Prince William is now holding private audiences with cabinet ministers

Prince William has held his first private audience with a cabinet minister,  Andrea Leadsom, Secretary of State for Environment, Food and Rural Affairs to be exact.

On Tuesday, the second-in-line to the throne summoned the Mrs Leadsom to Kensington Palace to discuss his thoughts on the ivory trade.

Both the Duke of Cambridge and Mrs Leadsom were in Vietnam last November for the Illegal Wildlife Trade (IWT) conference. The upcoming 2018 IWT conference to be held in London was also on the agenda.

Earlier this month Mrs Leadsom announced the plan to allow ivory carved antiques from before 1947 to continued to be sold.

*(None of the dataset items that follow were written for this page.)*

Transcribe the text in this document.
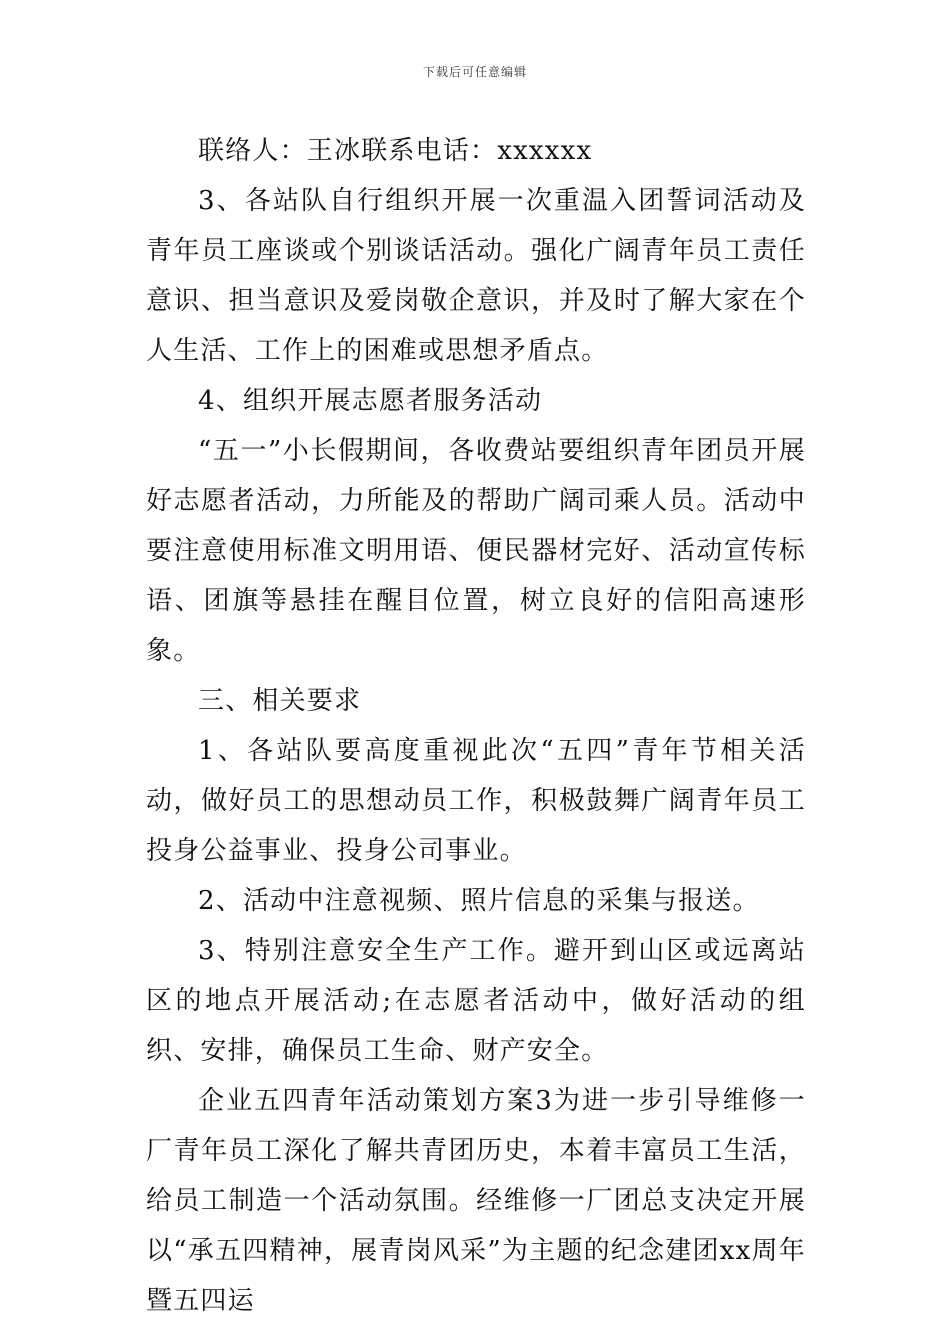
下载后可任意编辑

联络人：王冰联系电话：xxxxxx

3、各站队自行组织开展一次重温入团誓词活动及青年员工座谈或个别谈话活动。强化广阔青年员工责任意识、担当意识及爱岗敬企意识，并及时了解大家在个人生活、工作上的困难或思想矛盾点。

4、组织开展志愿者服务活动

“五一”小长假期间，各收费站要组织青年团员开展好志愿者活动，力所能及的帮助广阔司乘人员。活动中要注意使用标准文明用语、便民器材完好、活动宣传标语、团旗等悬挂在醒目位置，树立良好的信阳高速形象。

三、相关要求

1、各站队要高度重视此次“五四”青年节相关活动，做好员工的思想动员工作，积极鼓舞广阔青年员工投身公益事业、投身公司事业。

2、活动中注意视频、照片信息的采集与报送。

3、特别注意安全生产工作。避开到山区或远离站区的地点开展活动;在志愿者活动中，做好活动的组织、安排，确保员工生命、财产安全。

企业五四青年活动策划方案3为进一步引导维修一厂青年员工深化了解共青团历史，本着丰富员工生活，给员工制造一个活动氛围。经维修一厂团总支决定开展以“承五四精神，展青岗风采”为主题的纪念建团xx周年暨五四运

Activists, including the Duke, are worried this will only encourage illegal poaching of the African elephant.

A promise made by the Conservatives during their 2015 election to “press for a total ban on ivory sales” has seemed to gone by the wayside.

A spokesperson for the Prime Minster said: “We will seek views from all parties on how and when we introduce the ban on ivory.”

Prince William has been an active voice in the fight to save the endangered African elephant.

“We need governments to send a clear signal that trading in ivory is abhorrent,” the Prince said at the Hanoi Conference on Illegal Wildlife Trade last November.

Prince William also spoke out on the ivory trade last September at a Time For Change event hosted by Tusk, one of his patronages.

“We have the chance to say that ivory is a symbol of destruction, not of luxury, and not something that anyone needs to buy or sell.”

Tusk’s chief executive, Charlie Mayhew, spoke about the Ivory Report, saying, “As long as the government allows the British ivory market to flourish in its current form – with modern ivory passed off as old – there will be a direct link from sale rooms and stall-holders to African savanna, with the market encouraged by traders leading to the killing of even more elephants.”